Highlights the histories and cultural expressions of the Dominican people

Using a blend of historical and literary analysis, Colonial Phantoms reveals how Western discourses have ghosted―miscategorized or erased―the Dominican Republic since the nineteenth century despite its central place in the architecture of the Americas. Through a variety of Dominican cultural texts, from literature to public monuments to musical performance, it illuminates the Dominican quest for legibility and resistance.

Dixa Ramírez places the Dominican people and Dominican expressive culture and history at the forefront of an insightful investigation of colonial modernity across the Americas and the African diaspora.

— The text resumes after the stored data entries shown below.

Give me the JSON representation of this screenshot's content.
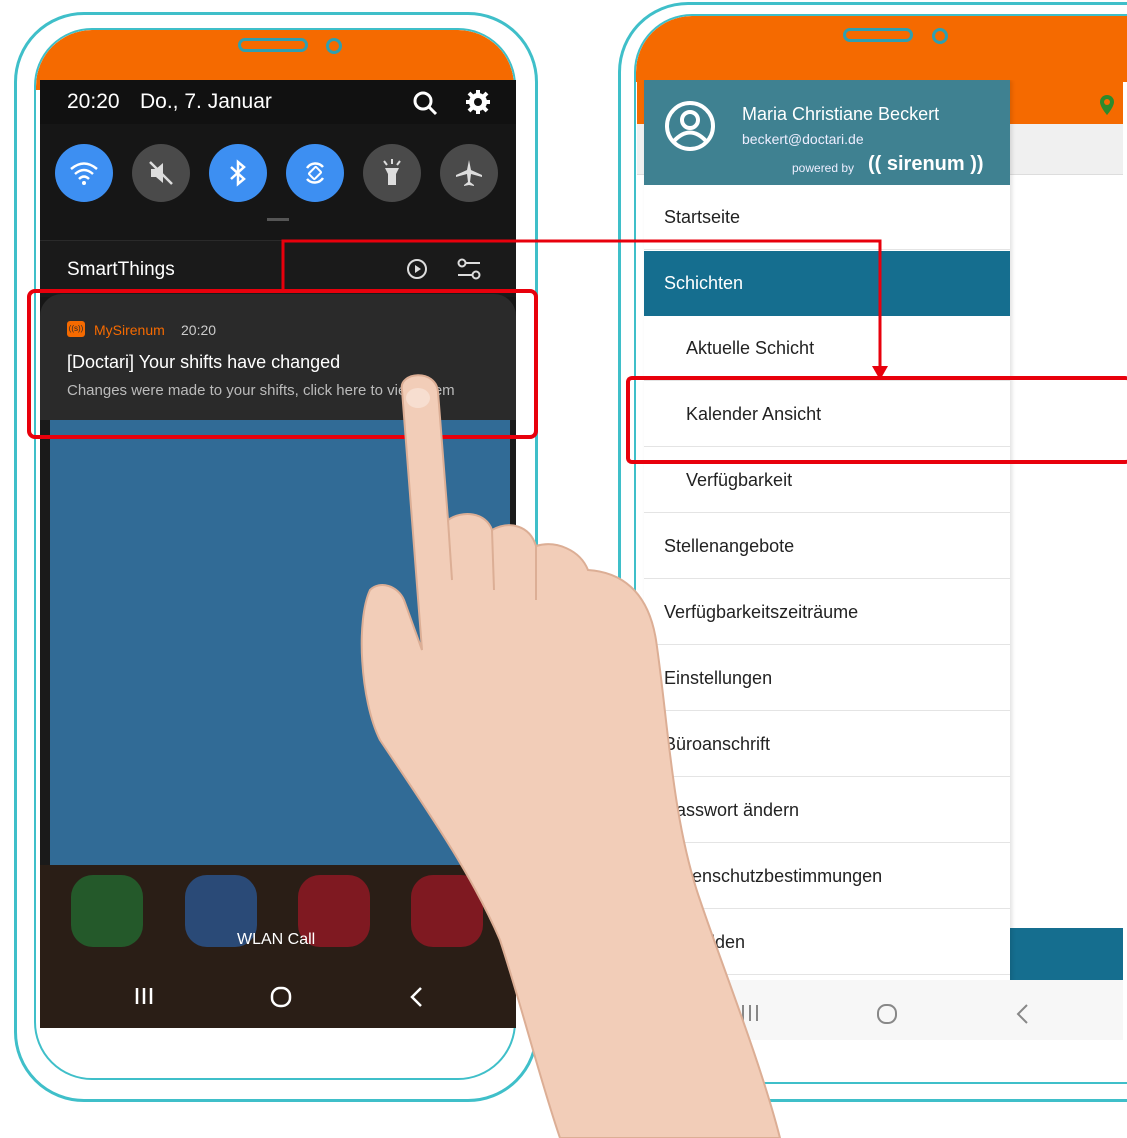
{
  "left_phone": {
    "status_bar": {
      "time": "20:20",
      "date": "Do., 7. Januar"
    },
    "quick_settings": [
      {
        "name": "wifi",
        "state": "on"
      },
      {
        "name": "sound-muted",
        "state": "off"
      },
      {
        "name": "bluetooth",
        "state": "on"
      },
      {
        "name": "auto-rotate",
        "state": "on"
      },
      {
        "name": "flashlight",
        "state": "off"
      },
      {
        "name": "airplane-mode",
        "state": "off"
      }
    ],
    "smartthings_label": "SmartThings",
    "notification": {
      "app_name": "MySirenum",
      "app_icon_text": "((s))",
      "time": "20:20",
      "title": "[Doctari] Your shifts have changed",
      "body": "Changes were made to your shifts, click here to view them"
    },
    "home_label": "WLAN Call"
  },
  "right_phone": {
    "user_name": "Maria Christiane Beckert",
    "user_email": "beckert@doctari.de",
    "powered_by": "powered by",
    "brand": "(( sirenum ))",
    "menu": [
      {
        "label": "Startseite",
        "level": 0,
        "active": false
      },
      {
        "label": "Schichten",
        "level": 0,
        "active": true
      },
      {
        "label": "Aktuelle Schicht",
        "level": 1,
        "active": false
      },
      {
        "label": "Kalender Ansicht",
        "level": 1,
        "active": false
      },
      {
        "label": "Verfügbarkeit",
        "level": 1,
        "active": false
      },
      {
        "label": "Stellenangebote",
        "level": 0,
        "active": false
      },
      {
        "label": "Verfügbarkeitszeiträume",
        "level": 0,
        "active": false
      },
      {
        "label": "Einstellungen",
        "level": 0,
        "active": false
      },
      {
        "label": "Büroanschrift",
        "level": 0,
        "active": false
      },
      {
        "label": "Passwort ändern",
        "level": 0,
        "active": false
      },
      {
        "label": "Datenschutzbestimmungen",
        "level": 0,
        "active": false
      },
      {
        "label": "Abmelden",
        "level": 0,
        "active": false
      }
    ]
  },
  "colors": {
    "frame": "#3fbfc9",
    "accent_orange": "#f56a00",
    "header_teal": "#3f8191",
    "active_blue": "#156e8f",
    "highlight_red": "#e8000c",
    "toggle_blue": "#3d8ff2"
  }
}
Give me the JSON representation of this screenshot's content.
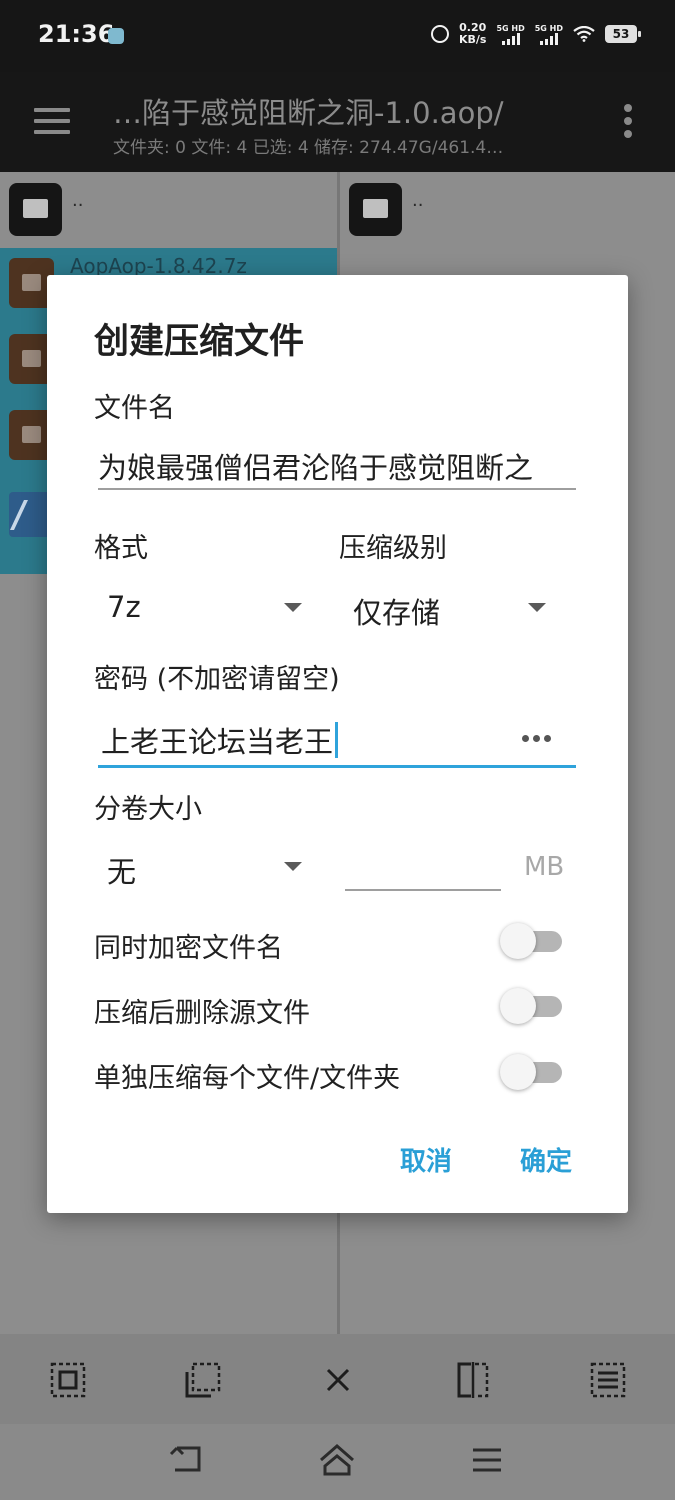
{
  "status_bar": {
    "time": "21:36",
    "net_speed_value": "0.20",
    "net_speed_unit": "KB/s",
    "sim1_label": "5G HD",
    "sim2_label": "5G HD",
    "battery": "53"
  },
  "app_bar": {
    "title": "…陷于感觉阻断之洞-1.0.aop/",
    "subtitle": "文件夹: 0  文件: 4  已选: 4  储存: 274.47G/461.4…"
  },
  "left_pane": {
    "parent": "..",
    "files": [
      {
        "name": "AopAop-1.8.42.7z",
        "icon": "archive-icon"
      },
      {
        "name": "",
        "icon": "archive-icon"
      },
      {
        "name": "",
        "icon": "archive-icon"
      },
      {
        "name": "",
        "icon": "apk-icon"
      }
    ]
  },
  "right_pane": {
    "parent": ".."
  },
  "dialog": {
    "title": "创建压缩文件",
    "filename_label": "文件名",
    "filename_value": "为娘最强僧侣君沦陷于感觉阻断之",
    "format_label": "格式",
    "format_value": "7z",
    "level_label": "压缩级别",
    "level_value": "仅存储",
    "password_label": "密码 (不加密请留空)",
    "password_value": "上老王论坛当老王",
    "volume_label": "分卷大小",
    "volume_value": "无",
    "volume_unit": "MB",
    "volume_size_value": "",
    "encrypt_names_label": "同时加密文件名",
    "delete_source_label": "压缩后删除源文件",
    "separate_label": "单独压缩每个文件/文件夹",
    "toggles": {
      "encrypt_names": false,
      "delete_source": false,
      "separate": false
    },
    "cancel_label": "取消",
    "ok_label": "确定"
  },
  "colors": {
    "accent": "#2fa3db",
    "scrim": "#8a8a8a",
    "selection": "#2c7a8c"
  }
}
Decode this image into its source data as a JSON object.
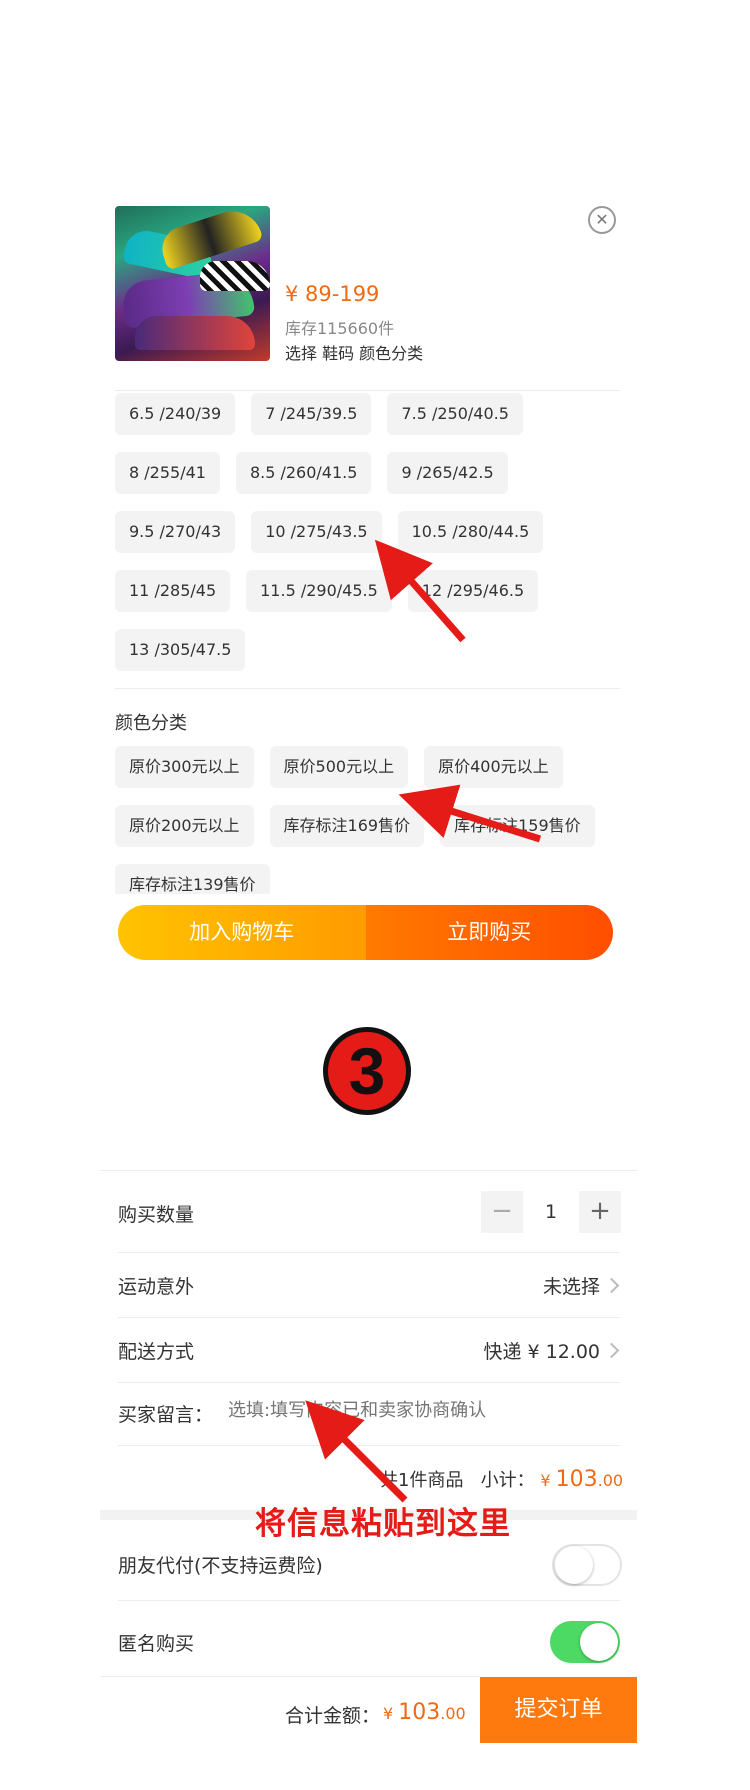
{
  "product": {
    "price": "¥ 89-199",
    "stock": "库存115660件",
    "select_hint": "选择  鞋码 颜色分类",
    "close_icon": "close-icon"
  },
  "sizes": [
    "6.5 /240/39",
    "7 /245/39.5",
    "7.5 /250/40.5",
    "8 /255/41",
    "8.5 /260/41.5",
    "9 /265/42.5",
    "9.5 /270/43",
    "10 /275/43.5",
    "10.5 /280/44.5",
    "11 /285/45",
    "11.5 /290/45.5",
    "12 /295/46.5",
    "13 /305/47.5"
  ],
  "color_section": {
    "label": "颜色分类",
    "options": [
      "原价300元以上",
      "原价500元以上",
      "原价400元以上",
      "原价200元以上",
      "库存标注169售价",
      "库存标注159售价",
      "库存标注139售价"
    ]
  },
  "buy_bar": {
    "cart_label": "加入购物车",
    "buy_label": "立即购买"
  },
  "step_badge": "3",
  "order": {
    "quantity_label": "购买数量",
    "quantity_minus": "−",
    "quantity_value": "1",
    "quantity_plus": "+",
    "insurance_label": "运动意外",
    "insurance_value": "未选择",
    "shipping_label": "配送方式",
    "shipping_value": "快递 ¥ 12.00",
    "memo_label": "买家留言：",
    "memo_placeholder": "选填:填写内容已和卖家协商确认",
    "count_text": "共1件商品",
    "subtotal_label": "小计：",
    "subtotal_currency": "¥",
    "subtotal_int": "103",
    "subtotal_dec": ".00",
    "friend_pay_label": "朋友代付(不支持运费险)",
    "friend_pay_on": false,
    "anonymous_label": "匿名购买",
    "anonymous_on": true
  },
  "footer": {
    "total_label": "合计金额：",
    "total_currency": "¥",
    "total_int": "103",
    "total_dec": ".00",
    "submit_label": "提交订单"
  },
  "annotation": {
    "text": "将信息粘贴到这里"
  },
  "colors": {
    "accent": "#ef6a13",
    "submit": "#ff7a0e",
    "toggle_on": "#4cd964",
    "annotation": "#e41b17"
  }
}
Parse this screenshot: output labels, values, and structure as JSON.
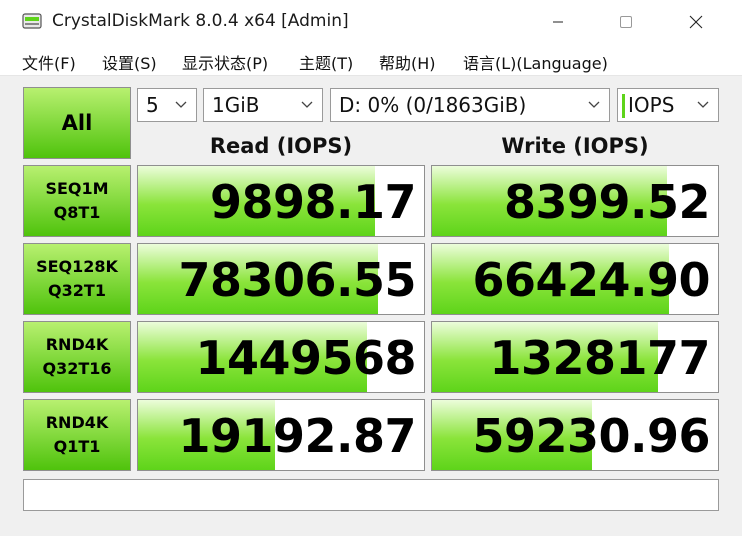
{
  "window": {
    "title": "CrystalDiskMark 8.0.4 x64 [Admin]",
    "icon": "disk-icon"
  },
  "menu": [
    {
      "label": "文件(F)"
    },
    {
      "label": "设置(S)"
    },
    {
      "label": "显示状态(P)"
    },
    {
      "label": "主题(T)"
    },
    {
      "label": "帮助(H)"
    },
    {
      "label": "语言(L)(Language)"
    }
  ],
  "controls": {
    "all_label": "All",
    "count": "5",
    "size": "1GiB",
    "drive": "D: 0% (0/1863GiB)",
    "unit": "IOPS"
  },
  "headers": {
    "read": "Read (IOPS)",
    "write": "Write (IOPS)"
  },
  "rows": [
    {
      "line1": "SEQ1M",
      "line2": "Q8T1",
      "read": "9898.17",
      "write": "8399.52",
      "read_fill": 0.83,
      "write_fill": 0.82
    },
    {
      "line1": "SEQ128K",
      "line2": "Q32T1",
      "read": "78306.55",
      "write": "66424.90",
      "read_fill": 0.84,
      "write_fill": 0.83
    },
    {
      "line1": "RND4K",
      "line2": "Q32T16",
      "read": "1449568",
      "write": "1328177",
      "read_fill": 0.8,
      "write_fill": 0.79
    },
    {
      "line1": "RND4K",
      "line2": "Q1T1",
      "read": "19192.87",
      "write": "59230.96",
      "read_fill": 0.48,
      "write_fill": 0.56
    }
  ],
  "comment": "",
  "colors": {
    "accent_green": "#5ed41a",
    "button_light_green": "#b8f070"
  }
}
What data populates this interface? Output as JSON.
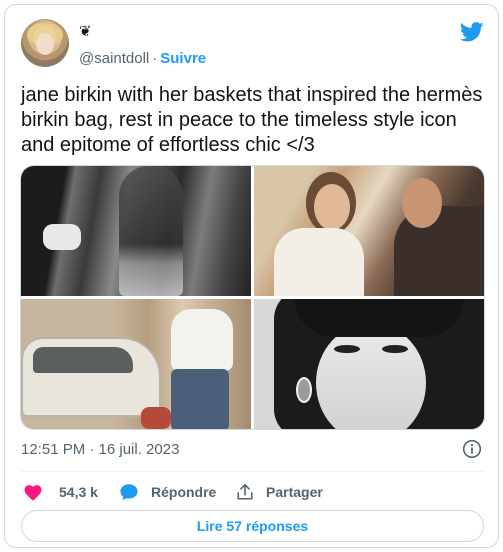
{
  "user": {
    "display_name": "❦",
    "handle": "@saintdoll",
    "separator": "·",
    "follow_label": "Suivre"
  },
  "tweet": {
    "text": "jane birkin with her baskets that inspired the hermès birkin bag, rest in peace to the timeless style icon and epitome of effortless chic </3",
    "timestamp": "12:51 PM · 16 juil. 2023"
  },
  "actions": {
    "like_count": "54,3 k",
    "reply_label": "Répondre",
    "share_label": "Partager"
  },
  "replies_button_label": "Lire 57 réponses",
  "colors": {
    "brand_blue": "#1d9bf0",
    "like_pink": "#f91880",
    "muted_text": "#536471"
  },
  "icons": [
    "twitter-bird-icon",
    "heart-icon",
    "reply-bubble-icon",
    "share-icon",
    "info-icon"
  ]
}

In the process, she untangles the forms of free black subjectivity that developed on the island. From the nineteenth century national Dominican poet Salomé Ureña to the diasporic writings of Julia Alvarez, Chiqui Vicioso, and Junot Díaz, Ramírez considers the roles that migration, knowledge production, and international divisions of labor have played in the changing cultural expression of Dominican identity. In doing so, Colonial Phantoms demonstrates how the centrality of gender, race, and class in the nationalisms and imperialisms of the West have profoundly impacted the lives of Dominicans. Ultimately, Ramírez considers how the Dominican people negotiate being left out of Western imaginaries and the new modes of resistance they have carefully crafted in response.